The StartService event schedules a EndService event based on an exponentially distributed service time, which is hardcoded with a rate of 2 per minute. Notice that the random stream DefaultRS is used to generate the service time.

EndService.cs

public class EndService : O2DESNet.Event<Scenario, Status>
{
    public override void Invoke()
    {
        Status.ServeCount++;

        if (Status.queue.Length > 0)
        {
            Status.queue.Length--;

            var timeEnter = Status.queue.TimeStamp.First();
            Status.queue.TimeStamp.RemoveAt(0);
            Status.WaitingTime += (Simulator.ClockTime - timeEnter);            

            Execute(new StartService());
        }
        else
        {
            Status.server.IsIdle = true;
        }
    }
}

EndService checks if there is any customer in the queue and services the next customer in queue through a StartService event. It also calculates the waiting time for the customer and updates the total waiting time in Status.

Simulator

Simulator.cs

public class Simulator : O2DESNet.Simulator<Scenario, Status>
{
    public Simulator(Status status) : base(status)
    {
        Execute(new Arrival());
    }
}

The initial event is an Arrival event, which is immediately executed. It is also possible to schedule multiple events initially.

Program (Main)

class Program
{
    static void Main(string[] args)
    {
        var scenario = new Scenario();
        var status = new Status(scenario);
        var simulator = new Simulator(status);
        simulator.Run(TimeSpan.FromHours(48));

        Console.WriteLine("Average Waiting Time is {0}", status.GetAverageWaitTime());

        Console.Write("Press any key to continue...");
        Console.ReadKey();
    }
}

The objects Scenario, Status, and Simulator are initialized in this order according to the constructor parameters required.

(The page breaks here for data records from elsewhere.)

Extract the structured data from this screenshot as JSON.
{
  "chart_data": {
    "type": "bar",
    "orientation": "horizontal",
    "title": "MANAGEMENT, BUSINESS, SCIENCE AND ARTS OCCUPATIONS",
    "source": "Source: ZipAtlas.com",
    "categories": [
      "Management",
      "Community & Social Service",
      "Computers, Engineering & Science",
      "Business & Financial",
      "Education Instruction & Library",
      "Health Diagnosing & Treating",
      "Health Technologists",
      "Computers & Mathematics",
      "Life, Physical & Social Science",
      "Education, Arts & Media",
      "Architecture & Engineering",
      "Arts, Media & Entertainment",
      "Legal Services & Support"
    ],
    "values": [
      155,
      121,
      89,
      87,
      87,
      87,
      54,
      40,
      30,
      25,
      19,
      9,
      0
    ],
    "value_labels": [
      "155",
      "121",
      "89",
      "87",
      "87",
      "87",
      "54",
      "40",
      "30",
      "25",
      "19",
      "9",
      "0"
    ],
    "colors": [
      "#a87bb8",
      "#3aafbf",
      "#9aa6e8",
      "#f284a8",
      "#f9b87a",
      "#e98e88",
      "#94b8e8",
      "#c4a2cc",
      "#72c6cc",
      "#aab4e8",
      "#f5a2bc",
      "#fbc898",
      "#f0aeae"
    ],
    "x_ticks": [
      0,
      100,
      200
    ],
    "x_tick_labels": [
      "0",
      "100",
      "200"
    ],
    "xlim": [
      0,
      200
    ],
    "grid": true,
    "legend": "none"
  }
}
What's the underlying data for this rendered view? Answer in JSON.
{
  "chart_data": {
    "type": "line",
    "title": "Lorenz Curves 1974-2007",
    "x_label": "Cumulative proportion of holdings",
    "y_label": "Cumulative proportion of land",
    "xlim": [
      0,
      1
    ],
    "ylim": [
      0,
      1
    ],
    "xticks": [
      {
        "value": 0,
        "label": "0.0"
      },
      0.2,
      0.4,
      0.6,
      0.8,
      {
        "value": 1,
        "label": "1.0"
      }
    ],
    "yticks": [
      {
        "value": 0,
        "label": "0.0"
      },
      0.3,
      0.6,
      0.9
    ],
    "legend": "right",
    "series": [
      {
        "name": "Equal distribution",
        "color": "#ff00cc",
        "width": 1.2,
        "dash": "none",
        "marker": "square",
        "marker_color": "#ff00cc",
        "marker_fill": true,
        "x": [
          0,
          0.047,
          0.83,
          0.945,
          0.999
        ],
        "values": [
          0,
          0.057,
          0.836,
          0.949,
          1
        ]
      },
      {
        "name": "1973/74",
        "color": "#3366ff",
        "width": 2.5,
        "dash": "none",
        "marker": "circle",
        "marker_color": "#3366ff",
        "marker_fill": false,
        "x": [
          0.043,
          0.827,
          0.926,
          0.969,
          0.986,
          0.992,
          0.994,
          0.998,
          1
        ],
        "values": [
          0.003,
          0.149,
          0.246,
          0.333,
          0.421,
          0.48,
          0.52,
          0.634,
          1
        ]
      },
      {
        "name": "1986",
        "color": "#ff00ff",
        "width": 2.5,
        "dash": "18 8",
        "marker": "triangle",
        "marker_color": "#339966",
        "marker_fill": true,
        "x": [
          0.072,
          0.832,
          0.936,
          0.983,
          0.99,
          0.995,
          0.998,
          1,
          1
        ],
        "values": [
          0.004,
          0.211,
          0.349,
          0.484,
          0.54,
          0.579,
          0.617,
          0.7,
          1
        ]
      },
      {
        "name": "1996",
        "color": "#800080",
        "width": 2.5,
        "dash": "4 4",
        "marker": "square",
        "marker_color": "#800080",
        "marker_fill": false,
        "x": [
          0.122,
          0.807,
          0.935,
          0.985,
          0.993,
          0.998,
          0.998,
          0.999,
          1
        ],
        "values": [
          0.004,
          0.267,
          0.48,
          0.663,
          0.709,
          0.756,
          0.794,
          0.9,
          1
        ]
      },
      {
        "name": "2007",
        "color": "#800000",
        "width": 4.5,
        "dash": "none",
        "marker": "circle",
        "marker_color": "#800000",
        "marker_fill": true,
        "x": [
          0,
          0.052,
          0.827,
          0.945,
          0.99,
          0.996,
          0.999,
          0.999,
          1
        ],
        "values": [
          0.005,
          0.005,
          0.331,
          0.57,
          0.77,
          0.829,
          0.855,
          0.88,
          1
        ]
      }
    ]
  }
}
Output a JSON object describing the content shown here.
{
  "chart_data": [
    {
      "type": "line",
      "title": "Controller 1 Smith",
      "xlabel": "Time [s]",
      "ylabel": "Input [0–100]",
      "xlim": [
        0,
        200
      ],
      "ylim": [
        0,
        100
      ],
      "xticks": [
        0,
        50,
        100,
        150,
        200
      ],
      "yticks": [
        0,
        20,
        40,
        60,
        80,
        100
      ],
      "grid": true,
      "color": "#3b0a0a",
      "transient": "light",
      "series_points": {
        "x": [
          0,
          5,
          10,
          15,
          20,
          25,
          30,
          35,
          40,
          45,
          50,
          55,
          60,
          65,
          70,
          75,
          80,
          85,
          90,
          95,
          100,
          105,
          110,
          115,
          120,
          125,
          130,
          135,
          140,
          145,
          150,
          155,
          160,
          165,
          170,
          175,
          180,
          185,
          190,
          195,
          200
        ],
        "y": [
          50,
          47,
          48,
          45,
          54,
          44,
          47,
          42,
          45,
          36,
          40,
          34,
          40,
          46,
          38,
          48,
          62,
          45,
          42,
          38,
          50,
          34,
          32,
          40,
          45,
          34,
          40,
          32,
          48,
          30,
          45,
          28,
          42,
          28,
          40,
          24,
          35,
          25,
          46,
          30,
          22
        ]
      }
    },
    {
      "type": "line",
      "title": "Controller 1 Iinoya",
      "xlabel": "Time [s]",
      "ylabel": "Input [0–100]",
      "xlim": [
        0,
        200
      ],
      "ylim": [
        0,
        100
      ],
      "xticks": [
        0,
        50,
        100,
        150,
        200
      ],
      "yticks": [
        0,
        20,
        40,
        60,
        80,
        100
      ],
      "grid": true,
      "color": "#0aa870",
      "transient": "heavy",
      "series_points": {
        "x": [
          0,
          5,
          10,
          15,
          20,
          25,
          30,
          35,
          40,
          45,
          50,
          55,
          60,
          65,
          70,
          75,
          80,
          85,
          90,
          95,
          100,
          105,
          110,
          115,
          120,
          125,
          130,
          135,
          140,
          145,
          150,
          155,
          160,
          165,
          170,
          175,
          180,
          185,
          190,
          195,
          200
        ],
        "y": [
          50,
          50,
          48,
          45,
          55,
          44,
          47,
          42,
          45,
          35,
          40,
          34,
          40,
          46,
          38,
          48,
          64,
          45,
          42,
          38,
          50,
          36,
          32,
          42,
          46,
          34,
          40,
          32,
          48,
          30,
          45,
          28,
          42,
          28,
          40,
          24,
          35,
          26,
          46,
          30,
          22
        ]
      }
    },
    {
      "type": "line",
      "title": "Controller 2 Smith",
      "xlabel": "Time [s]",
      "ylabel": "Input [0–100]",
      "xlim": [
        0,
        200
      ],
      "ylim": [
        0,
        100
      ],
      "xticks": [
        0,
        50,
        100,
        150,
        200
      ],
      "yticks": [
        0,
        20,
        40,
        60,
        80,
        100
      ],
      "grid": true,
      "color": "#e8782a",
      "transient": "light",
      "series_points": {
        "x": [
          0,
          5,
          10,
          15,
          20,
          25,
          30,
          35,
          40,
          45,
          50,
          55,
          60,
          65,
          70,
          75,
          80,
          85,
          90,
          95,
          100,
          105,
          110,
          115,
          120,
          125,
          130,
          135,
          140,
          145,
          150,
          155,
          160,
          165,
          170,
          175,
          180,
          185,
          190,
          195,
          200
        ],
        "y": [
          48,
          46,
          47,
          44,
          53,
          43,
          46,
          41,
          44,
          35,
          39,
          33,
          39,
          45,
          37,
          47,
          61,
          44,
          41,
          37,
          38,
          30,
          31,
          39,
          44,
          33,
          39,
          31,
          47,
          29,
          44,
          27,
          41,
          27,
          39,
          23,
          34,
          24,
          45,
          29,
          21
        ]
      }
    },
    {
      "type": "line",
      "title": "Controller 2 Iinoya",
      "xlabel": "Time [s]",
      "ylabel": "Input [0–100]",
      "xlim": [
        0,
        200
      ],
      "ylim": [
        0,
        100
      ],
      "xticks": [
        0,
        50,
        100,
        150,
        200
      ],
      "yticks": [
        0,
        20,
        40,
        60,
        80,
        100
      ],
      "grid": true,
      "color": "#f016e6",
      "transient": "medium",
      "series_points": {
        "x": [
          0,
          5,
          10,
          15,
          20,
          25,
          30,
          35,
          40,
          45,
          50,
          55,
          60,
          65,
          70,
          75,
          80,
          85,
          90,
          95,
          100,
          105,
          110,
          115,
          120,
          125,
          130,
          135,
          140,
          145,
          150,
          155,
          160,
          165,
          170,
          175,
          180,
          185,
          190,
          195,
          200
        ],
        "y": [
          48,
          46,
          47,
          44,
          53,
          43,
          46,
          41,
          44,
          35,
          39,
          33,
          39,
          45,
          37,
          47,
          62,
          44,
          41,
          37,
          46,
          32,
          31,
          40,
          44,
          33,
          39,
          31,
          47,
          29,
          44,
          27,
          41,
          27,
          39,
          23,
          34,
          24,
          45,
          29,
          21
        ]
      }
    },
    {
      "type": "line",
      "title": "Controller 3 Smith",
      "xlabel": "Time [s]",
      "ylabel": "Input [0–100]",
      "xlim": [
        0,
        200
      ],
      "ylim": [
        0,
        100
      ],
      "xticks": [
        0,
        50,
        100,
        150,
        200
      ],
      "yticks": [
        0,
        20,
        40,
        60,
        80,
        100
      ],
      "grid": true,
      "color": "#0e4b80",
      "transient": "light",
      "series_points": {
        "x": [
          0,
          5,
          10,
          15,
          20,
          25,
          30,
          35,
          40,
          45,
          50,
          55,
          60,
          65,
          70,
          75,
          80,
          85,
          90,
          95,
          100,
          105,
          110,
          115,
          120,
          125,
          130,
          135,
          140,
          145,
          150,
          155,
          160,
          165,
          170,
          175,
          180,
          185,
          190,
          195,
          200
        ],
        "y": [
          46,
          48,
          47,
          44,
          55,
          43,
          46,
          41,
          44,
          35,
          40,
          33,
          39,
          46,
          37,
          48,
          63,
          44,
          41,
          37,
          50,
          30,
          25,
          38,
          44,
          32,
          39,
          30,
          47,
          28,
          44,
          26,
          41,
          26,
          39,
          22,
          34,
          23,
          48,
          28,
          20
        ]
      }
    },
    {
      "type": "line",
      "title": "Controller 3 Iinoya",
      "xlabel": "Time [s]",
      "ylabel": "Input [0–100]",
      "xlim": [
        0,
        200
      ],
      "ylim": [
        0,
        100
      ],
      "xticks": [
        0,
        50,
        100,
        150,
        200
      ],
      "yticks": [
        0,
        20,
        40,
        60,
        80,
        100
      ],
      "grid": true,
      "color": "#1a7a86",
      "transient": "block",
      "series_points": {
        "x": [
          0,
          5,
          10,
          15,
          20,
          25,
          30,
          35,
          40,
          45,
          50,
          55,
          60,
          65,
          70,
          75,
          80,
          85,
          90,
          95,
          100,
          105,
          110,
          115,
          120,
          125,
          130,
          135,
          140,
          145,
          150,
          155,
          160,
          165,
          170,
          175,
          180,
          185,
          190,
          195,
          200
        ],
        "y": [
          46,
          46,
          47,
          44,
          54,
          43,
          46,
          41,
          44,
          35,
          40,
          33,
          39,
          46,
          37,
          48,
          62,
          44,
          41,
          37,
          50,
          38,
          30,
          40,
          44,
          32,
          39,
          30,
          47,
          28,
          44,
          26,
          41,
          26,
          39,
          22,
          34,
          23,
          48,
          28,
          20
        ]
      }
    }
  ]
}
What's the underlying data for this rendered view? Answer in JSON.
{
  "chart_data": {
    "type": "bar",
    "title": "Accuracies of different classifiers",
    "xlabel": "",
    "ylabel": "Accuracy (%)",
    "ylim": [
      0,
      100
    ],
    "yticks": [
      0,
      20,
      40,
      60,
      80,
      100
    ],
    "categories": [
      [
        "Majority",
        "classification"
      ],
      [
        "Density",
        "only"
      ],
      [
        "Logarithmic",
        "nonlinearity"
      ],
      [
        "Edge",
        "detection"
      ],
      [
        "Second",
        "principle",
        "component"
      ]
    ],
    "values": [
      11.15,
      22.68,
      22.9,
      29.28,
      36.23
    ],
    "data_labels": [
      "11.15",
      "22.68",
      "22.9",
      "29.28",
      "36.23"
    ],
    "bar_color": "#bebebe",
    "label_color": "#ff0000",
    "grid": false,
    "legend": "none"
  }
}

Refer to the class diagram for more details.

In this example, the simulation is run for 48 hours of simulation time. The average waiting time is printed on the Console at the end of the simulation.

Average Waiting Time is 00:00:30.8494968
Press any key to continue...

The average waiting time is close to the theoretical expected waiting time of 30 seconds, given service rate of 2 per minute and arrival rate of 1 per minute.